Siemens-Chef Joe Kaeser schneidet tiefer und tiefer. Zum wiederholten Mal in seiner Amtszeit verkündet er massive Stellenstreichungen, nun in der Stromerzeugungssparte und in schwächelnden Geschäften. Mit dem radikalen Konzernumbau will Kaeser damit weitgehend durch sein. Das heißt: Die Karte Einsparungen hat er ausgereizt. Aber wird das ausreichen, um den Elektrokonzern wieder auf Trab zu bringen?
Kaeser steht zunehmend unter Druck: Schon länger hinkt der Elektrokonzern in Sachen Rentabilität Wettbewerbern wie dem US-Erzrivalen General Electric hinterher.
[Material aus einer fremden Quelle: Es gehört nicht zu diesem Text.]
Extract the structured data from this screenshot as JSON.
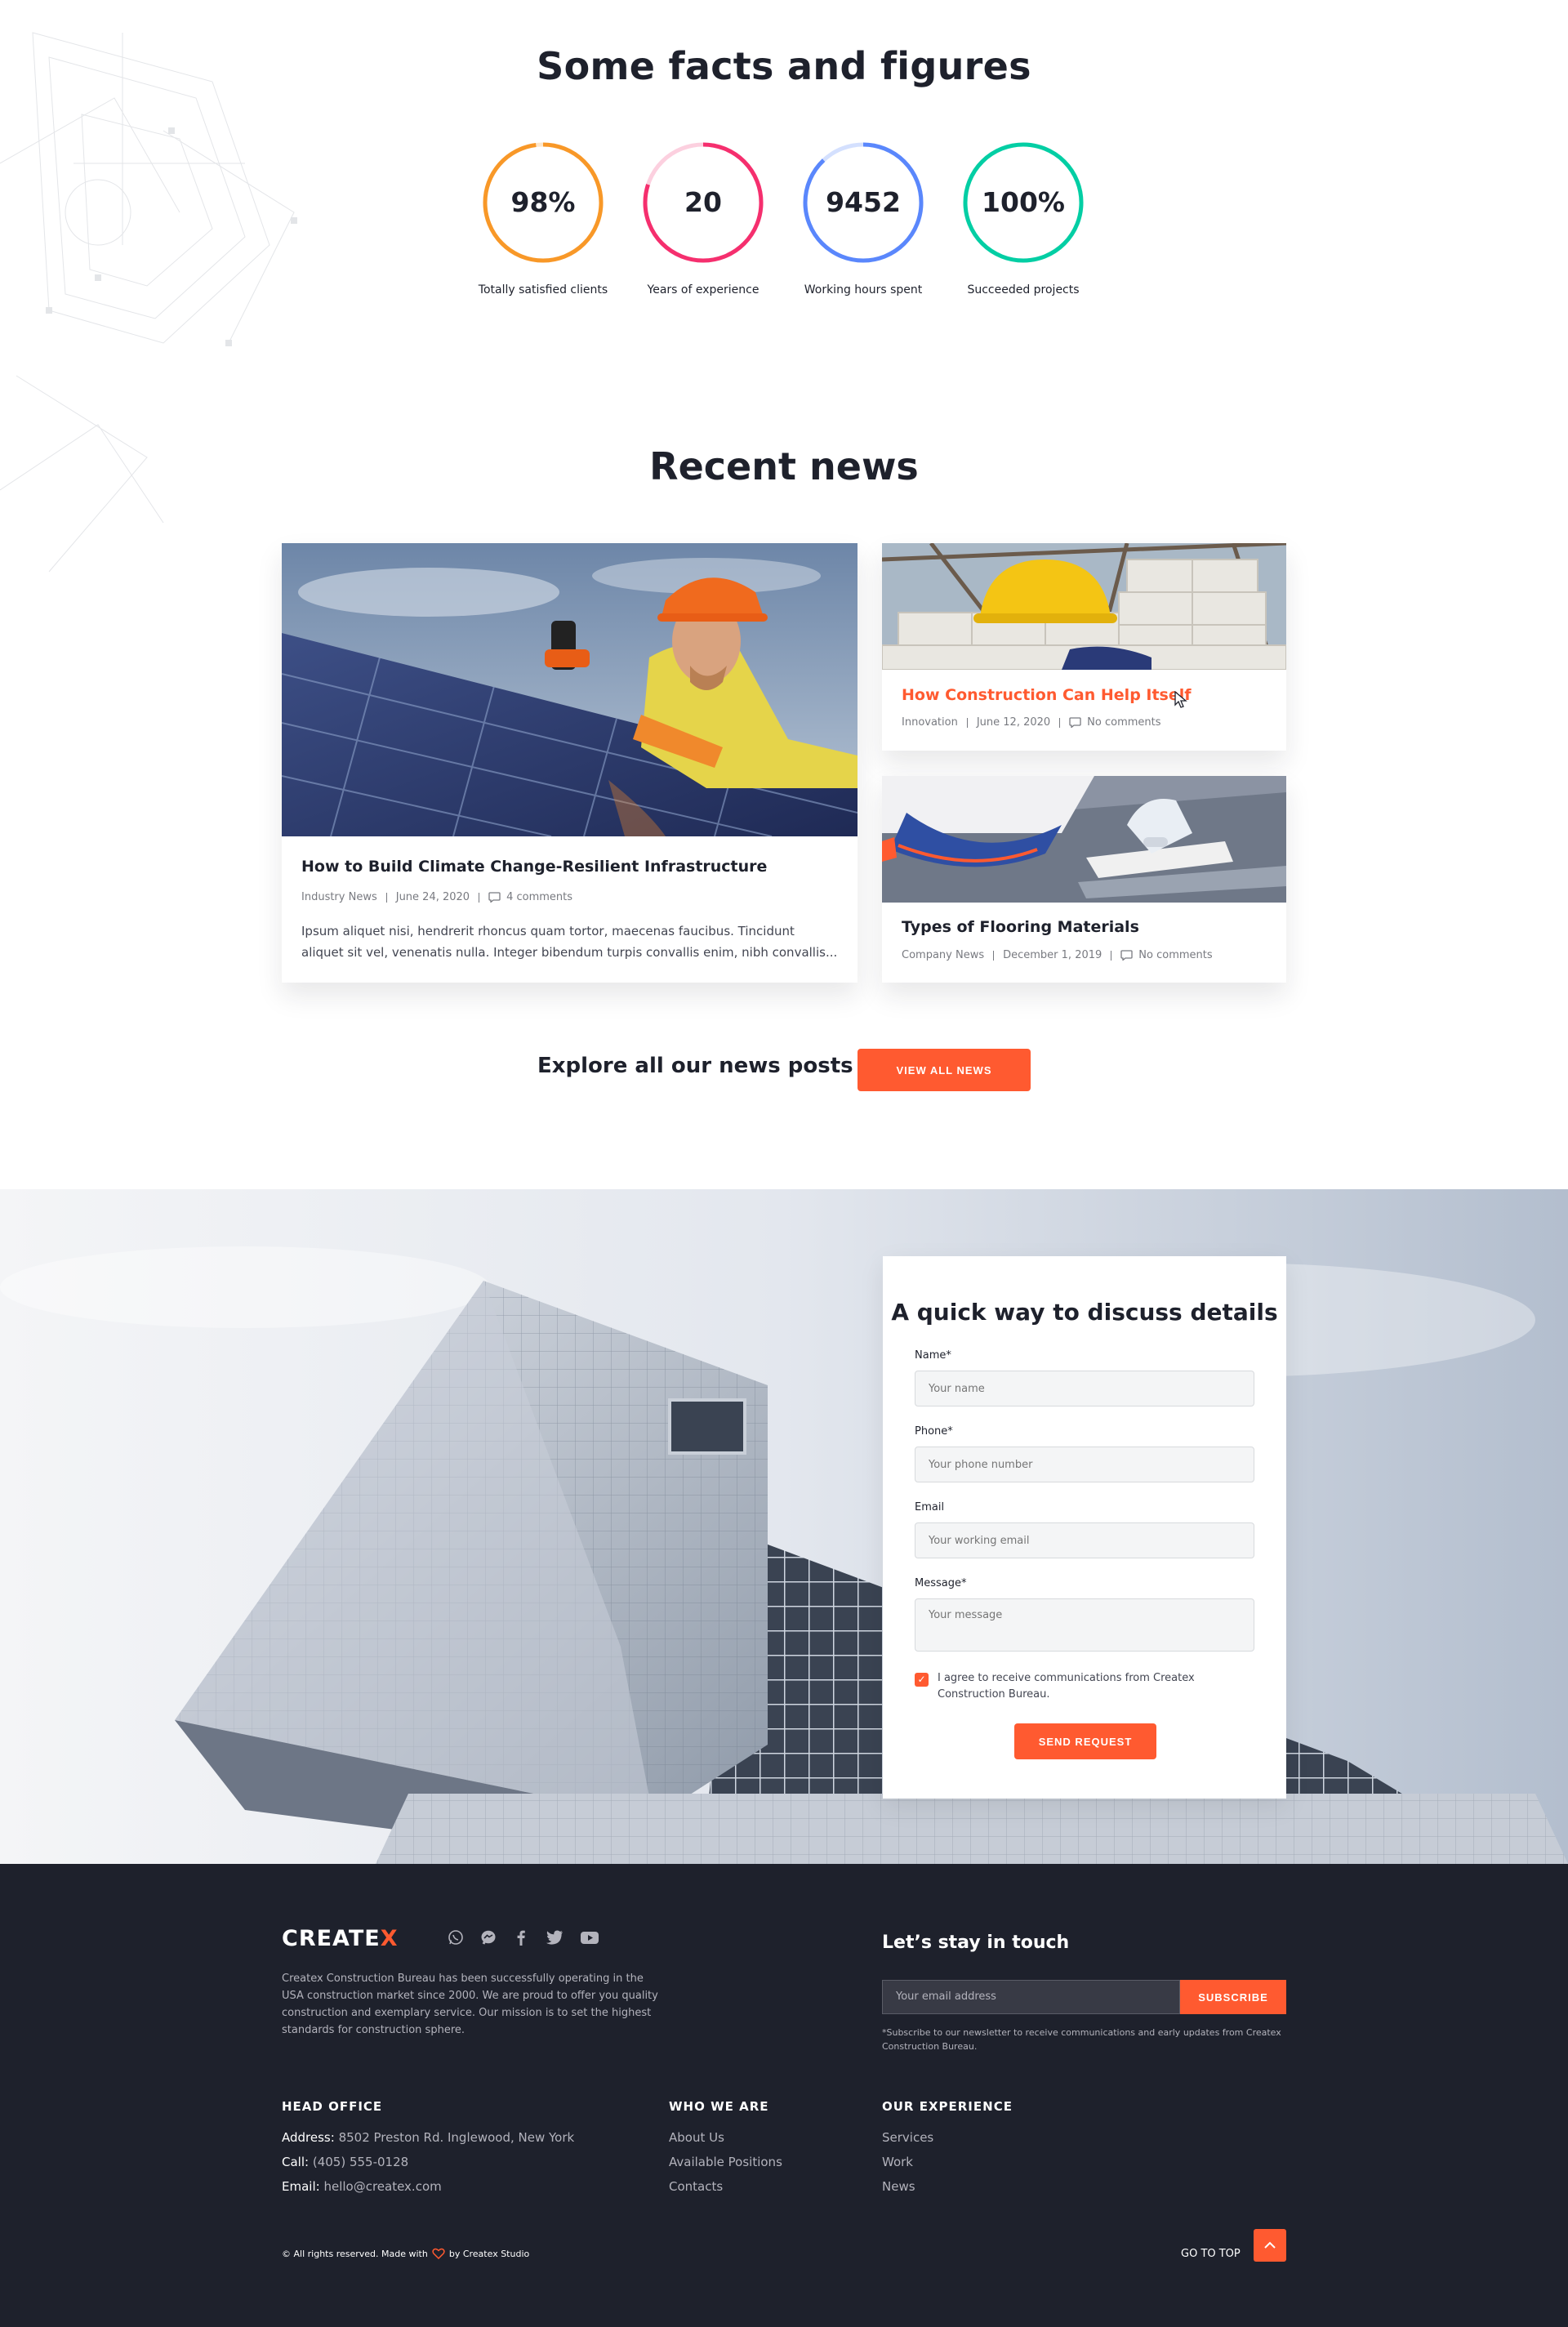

Der verbuchte zuletzt zwar Milliardenverluste wegen des Verkaufs seiner Finanzsparte - doch Siemens belasten immer wieder Probleme im Kerngeschäft. Anleger fordern deshalb mehr Tempo bei der Neuordnung.
Sorgen bereitet gerade das Energiegeschäft, das im abgelaufenen Quartal einen herben Gewinnrückgang verbuchen musste. Dort setzt Kaeser erneut den Rotstift an: Etwa ein Drittel der weltweit 4500 Jobs, die zusätzlich zu den bereits bekannten Plänen wegfallen sollen, werden in der Stromerzeugungs-Sparte gekappt. Der Rest entfällt auf ertragsschwache Sparten, die Kaeser möglichst in Eigenregie sanieren will. Siemens soll produktiver werden.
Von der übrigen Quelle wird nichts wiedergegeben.